I had a good cry out this morning. With the, “Stay-at-home” orders being lifted soon, plans are being solidified for graduation commencement for Sean. They are still in the early stages but what I have learned today was then we will have a, “Socially distanced ceremony” in August. This fact made me cry. What this, “Socially distanced ceremony” will entail is to hold commencements on the football field and NOT the high school auditorium as it has always been.
What this means is that it will be outside. In August. In the heat. Having had MS for 19 years, I KNOW that I will not be able to handle that!

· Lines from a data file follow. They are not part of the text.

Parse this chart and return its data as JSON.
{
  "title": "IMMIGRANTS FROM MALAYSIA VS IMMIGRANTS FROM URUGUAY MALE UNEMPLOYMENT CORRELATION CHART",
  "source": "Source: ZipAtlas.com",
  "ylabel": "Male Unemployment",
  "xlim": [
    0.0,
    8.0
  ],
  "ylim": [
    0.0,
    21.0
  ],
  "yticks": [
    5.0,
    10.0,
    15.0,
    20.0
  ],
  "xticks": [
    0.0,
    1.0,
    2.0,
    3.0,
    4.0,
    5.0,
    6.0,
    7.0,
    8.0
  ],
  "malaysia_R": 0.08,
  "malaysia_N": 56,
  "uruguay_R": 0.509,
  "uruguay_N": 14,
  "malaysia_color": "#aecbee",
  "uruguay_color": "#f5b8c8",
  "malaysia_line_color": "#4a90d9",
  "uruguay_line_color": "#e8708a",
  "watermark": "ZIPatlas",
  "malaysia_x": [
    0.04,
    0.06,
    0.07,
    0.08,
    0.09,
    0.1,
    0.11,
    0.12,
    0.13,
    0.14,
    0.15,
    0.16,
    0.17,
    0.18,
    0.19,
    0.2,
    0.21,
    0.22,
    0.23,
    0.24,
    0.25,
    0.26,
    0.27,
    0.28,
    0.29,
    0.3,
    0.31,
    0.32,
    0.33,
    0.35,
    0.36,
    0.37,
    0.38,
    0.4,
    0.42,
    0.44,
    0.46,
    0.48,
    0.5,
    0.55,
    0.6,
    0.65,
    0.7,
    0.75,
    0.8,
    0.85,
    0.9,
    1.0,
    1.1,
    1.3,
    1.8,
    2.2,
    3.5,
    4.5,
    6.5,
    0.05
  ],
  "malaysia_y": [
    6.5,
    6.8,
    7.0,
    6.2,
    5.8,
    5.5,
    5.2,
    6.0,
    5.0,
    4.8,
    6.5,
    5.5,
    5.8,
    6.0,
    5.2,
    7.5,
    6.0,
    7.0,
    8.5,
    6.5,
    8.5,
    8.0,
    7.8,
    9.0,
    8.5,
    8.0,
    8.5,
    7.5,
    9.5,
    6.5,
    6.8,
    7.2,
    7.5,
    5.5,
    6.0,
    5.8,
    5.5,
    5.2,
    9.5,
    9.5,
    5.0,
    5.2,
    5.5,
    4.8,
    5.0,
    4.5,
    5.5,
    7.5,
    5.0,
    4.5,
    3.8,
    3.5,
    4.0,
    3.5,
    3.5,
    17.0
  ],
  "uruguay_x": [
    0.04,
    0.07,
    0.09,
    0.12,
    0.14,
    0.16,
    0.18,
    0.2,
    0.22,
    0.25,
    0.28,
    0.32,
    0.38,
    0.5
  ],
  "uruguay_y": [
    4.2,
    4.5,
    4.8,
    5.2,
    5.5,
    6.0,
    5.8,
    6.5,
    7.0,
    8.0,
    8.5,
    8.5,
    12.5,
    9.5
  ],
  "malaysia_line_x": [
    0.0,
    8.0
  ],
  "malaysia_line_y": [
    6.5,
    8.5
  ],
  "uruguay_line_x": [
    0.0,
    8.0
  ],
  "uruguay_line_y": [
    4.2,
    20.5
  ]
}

I also think that my tears were because I have worked so hard and sacrificed A LOT to put him through 12 years of Catholic education. The commencement was supposed to be the icing on the cake! The cherry on top! We were supposed to reenact my graduation photo:
I am just about positive that I could NOT sit there and smile in the heat! My Mom saw my tears and told me that we would work on getting me there if I wanted to go. Well, OF COURSE I do! I’ve earned it! She talked about having a cooler and bringing a cooling vest or cooling beads for me.
I couldn’t think too much about this because I was overwhelmed but we have time to figure it out and in that time, I will pray for a cool day in August. It really stinks that 20 years later, it is STILL super obvious that graduations and me do not mix! But, if I think about it too much now, I will cry again…!!!